The Columbia University Medical Center is reporting on some pretty impressive and very important results from a large trial that looked at the effectiveness of screening for Down’s syndrome.
38,000+ pregnant women underwent the Nicolaides nuchal translucency ultrasound test (essentially, a neck skin thickness measurement in the fetus), and blood tests (pregnancy-associated plasma protein A [PAPP-A], the free beta subunit of human chorionic gonadotropin):
The new screening approach uses a blood test that analyzes the level of a protein and hormone in the mother’s blood, combined with an ultrasound or sonogram picture of the thickness of skin on the back of the baby’s neck (known as the nuchal translucency or NT). Results are available within five days, often before starting the second trimester of pregnancy.
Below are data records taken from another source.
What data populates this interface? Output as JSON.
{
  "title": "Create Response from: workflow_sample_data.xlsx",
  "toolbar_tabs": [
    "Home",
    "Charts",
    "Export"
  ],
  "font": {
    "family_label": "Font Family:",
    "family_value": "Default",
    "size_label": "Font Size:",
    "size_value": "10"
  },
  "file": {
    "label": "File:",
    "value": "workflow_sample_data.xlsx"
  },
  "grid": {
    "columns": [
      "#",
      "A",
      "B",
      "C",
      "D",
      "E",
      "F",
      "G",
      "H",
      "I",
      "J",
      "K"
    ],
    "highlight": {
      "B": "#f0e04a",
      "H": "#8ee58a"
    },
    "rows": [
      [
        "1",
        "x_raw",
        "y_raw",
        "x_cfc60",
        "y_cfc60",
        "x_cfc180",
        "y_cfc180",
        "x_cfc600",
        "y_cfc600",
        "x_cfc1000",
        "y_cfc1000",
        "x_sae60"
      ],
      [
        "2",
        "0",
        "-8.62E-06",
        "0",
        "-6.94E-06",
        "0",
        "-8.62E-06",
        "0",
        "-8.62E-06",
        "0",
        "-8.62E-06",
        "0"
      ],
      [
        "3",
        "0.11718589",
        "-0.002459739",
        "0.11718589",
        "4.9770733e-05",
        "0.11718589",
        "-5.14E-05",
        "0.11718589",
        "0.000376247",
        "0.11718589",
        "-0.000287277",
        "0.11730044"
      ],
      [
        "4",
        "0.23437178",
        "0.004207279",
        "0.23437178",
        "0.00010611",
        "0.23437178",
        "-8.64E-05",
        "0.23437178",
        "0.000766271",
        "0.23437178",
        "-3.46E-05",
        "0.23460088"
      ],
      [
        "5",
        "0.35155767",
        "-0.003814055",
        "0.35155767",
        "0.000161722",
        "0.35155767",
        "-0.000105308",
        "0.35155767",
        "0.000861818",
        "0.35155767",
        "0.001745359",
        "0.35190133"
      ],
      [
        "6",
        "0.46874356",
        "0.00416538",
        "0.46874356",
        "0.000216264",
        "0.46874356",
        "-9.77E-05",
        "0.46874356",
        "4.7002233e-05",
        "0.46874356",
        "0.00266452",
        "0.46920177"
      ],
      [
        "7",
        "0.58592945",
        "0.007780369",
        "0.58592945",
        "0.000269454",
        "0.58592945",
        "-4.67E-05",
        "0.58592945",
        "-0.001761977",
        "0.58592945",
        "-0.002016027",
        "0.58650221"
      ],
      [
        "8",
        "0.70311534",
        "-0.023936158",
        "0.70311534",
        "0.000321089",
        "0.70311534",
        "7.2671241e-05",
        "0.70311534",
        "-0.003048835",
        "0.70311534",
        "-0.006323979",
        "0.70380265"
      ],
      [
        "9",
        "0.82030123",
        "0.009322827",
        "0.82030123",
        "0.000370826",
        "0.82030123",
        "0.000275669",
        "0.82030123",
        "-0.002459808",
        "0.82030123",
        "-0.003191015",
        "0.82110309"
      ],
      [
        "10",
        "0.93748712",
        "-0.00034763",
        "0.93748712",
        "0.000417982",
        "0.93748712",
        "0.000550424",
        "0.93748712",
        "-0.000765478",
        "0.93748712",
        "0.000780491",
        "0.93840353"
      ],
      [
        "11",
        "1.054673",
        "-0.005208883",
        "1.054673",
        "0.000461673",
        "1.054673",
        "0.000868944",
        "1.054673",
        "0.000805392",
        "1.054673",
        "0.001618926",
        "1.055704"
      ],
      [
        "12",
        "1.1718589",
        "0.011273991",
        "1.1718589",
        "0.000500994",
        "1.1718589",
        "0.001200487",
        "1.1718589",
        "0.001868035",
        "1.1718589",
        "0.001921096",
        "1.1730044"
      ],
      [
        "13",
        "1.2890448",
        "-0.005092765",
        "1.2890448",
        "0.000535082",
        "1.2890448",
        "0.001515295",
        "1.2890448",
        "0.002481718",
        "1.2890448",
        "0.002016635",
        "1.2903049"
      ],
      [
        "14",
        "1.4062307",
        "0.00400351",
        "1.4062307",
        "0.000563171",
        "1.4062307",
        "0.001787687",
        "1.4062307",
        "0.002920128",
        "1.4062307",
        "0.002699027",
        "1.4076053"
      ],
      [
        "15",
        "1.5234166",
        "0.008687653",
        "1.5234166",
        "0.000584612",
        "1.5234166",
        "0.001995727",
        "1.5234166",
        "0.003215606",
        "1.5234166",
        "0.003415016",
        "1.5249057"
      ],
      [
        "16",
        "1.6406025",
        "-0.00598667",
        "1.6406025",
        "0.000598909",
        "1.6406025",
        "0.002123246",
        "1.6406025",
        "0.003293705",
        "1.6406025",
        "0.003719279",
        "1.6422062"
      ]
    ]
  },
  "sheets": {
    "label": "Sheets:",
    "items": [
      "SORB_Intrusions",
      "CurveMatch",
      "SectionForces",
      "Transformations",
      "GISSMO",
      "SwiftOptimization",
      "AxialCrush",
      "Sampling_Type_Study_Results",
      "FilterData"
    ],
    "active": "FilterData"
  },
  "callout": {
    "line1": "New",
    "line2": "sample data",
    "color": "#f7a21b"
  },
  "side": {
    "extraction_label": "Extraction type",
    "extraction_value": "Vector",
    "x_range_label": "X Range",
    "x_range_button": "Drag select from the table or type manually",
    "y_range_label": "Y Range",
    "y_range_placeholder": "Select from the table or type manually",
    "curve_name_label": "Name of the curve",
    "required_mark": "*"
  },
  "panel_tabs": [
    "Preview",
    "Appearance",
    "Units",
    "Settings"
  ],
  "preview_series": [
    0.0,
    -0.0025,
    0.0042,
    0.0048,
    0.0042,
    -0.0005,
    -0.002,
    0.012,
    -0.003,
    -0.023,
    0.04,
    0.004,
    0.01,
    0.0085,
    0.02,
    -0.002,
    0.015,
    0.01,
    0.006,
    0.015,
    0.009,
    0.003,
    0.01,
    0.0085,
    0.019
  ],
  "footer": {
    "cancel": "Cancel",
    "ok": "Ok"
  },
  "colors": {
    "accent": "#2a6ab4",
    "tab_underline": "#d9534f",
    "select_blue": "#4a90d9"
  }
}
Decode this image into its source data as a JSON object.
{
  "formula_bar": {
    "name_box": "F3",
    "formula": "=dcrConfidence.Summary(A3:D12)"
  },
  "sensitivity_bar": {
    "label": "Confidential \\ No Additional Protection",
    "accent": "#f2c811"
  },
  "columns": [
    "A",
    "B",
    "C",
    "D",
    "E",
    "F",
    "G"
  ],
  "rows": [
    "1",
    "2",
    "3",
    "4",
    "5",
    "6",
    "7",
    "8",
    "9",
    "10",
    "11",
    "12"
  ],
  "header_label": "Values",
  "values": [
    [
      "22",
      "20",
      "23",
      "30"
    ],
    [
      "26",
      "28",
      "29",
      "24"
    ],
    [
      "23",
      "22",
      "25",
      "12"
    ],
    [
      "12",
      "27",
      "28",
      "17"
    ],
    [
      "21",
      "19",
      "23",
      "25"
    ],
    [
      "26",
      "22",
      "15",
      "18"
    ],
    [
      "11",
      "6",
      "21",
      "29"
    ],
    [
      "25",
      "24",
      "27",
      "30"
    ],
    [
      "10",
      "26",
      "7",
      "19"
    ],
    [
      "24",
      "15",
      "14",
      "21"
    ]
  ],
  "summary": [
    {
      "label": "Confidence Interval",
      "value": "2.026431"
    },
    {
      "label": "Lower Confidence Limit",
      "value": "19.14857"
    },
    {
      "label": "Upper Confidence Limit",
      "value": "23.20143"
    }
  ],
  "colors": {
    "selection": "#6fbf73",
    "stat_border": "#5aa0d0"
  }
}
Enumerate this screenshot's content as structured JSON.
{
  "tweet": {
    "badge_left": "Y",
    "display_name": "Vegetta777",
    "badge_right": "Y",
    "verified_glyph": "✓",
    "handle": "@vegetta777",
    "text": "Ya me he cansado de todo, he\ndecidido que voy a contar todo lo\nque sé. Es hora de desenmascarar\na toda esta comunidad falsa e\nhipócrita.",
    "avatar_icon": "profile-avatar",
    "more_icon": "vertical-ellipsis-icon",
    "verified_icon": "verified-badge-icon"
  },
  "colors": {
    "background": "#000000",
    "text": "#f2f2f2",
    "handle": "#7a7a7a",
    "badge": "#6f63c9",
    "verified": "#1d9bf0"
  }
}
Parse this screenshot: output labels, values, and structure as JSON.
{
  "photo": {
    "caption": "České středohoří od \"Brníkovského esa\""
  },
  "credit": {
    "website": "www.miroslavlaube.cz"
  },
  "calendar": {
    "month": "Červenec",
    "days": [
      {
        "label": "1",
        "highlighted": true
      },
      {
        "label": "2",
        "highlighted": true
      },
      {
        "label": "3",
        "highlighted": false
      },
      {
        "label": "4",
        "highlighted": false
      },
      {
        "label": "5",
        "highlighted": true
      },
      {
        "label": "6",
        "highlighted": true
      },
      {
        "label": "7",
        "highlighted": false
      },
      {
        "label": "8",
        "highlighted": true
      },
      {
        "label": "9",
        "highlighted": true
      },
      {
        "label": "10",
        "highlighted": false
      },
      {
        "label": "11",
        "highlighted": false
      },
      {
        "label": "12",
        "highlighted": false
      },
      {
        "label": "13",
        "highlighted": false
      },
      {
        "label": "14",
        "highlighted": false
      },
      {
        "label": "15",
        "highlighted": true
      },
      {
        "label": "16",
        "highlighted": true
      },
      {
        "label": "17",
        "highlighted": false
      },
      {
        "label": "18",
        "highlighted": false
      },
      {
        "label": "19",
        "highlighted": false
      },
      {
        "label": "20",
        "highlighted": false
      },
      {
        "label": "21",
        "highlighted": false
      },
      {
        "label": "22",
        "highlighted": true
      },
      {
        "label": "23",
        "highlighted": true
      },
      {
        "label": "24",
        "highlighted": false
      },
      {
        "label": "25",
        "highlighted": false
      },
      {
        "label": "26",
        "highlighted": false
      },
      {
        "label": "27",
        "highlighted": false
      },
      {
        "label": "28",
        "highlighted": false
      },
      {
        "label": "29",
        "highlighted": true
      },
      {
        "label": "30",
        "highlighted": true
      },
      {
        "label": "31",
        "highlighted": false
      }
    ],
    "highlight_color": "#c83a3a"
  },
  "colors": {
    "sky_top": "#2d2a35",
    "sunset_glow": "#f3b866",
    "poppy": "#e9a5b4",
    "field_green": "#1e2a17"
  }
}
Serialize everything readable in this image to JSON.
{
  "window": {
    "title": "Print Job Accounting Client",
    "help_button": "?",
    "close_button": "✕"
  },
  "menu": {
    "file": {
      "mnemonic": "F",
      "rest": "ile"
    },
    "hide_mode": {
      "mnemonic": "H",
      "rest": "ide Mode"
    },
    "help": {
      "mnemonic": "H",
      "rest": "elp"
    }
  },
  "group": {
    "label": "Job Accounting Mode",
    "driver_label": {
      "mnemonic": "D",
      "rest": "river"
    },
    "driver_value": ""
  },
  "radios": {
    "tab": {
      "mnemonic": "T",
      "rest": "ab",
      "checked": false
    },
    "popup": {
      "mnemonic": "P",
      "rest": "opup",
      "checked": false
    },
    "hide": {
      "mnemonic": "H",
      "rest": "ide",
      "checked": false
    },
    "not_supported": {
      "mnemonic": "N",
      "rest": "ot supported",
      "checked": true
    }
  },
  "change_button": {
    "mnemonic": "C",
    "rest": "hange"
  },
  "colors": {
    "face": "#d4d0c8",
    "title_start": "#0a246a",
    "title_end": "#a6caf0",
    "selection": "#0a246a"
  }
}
This combination approach determines the odds that the baby might have Down syndrome, allowing pregnant women the option of prenatal diagnosis for Down syndrome and other chromosomal abnormalities within the first trimester or pregnancy. The researchers found higher detection – 87 percent – in the first trimester compared to the best second trimester screening method – 81 percent detection. Results with this new combination screening approach in the first trimester are a significant advantage over the current standard screening test.
First-trimester screening was performed on 38,167 patients; 117 were found to have a fetus with Down syndrome. If a positive result is found via screening, the woman is given the option to have the finding confirmed with a diagnostic exam: chorionic villus sampling (CVS) or amniocentesis. Both tests carry risks of complication leading to miscarriage.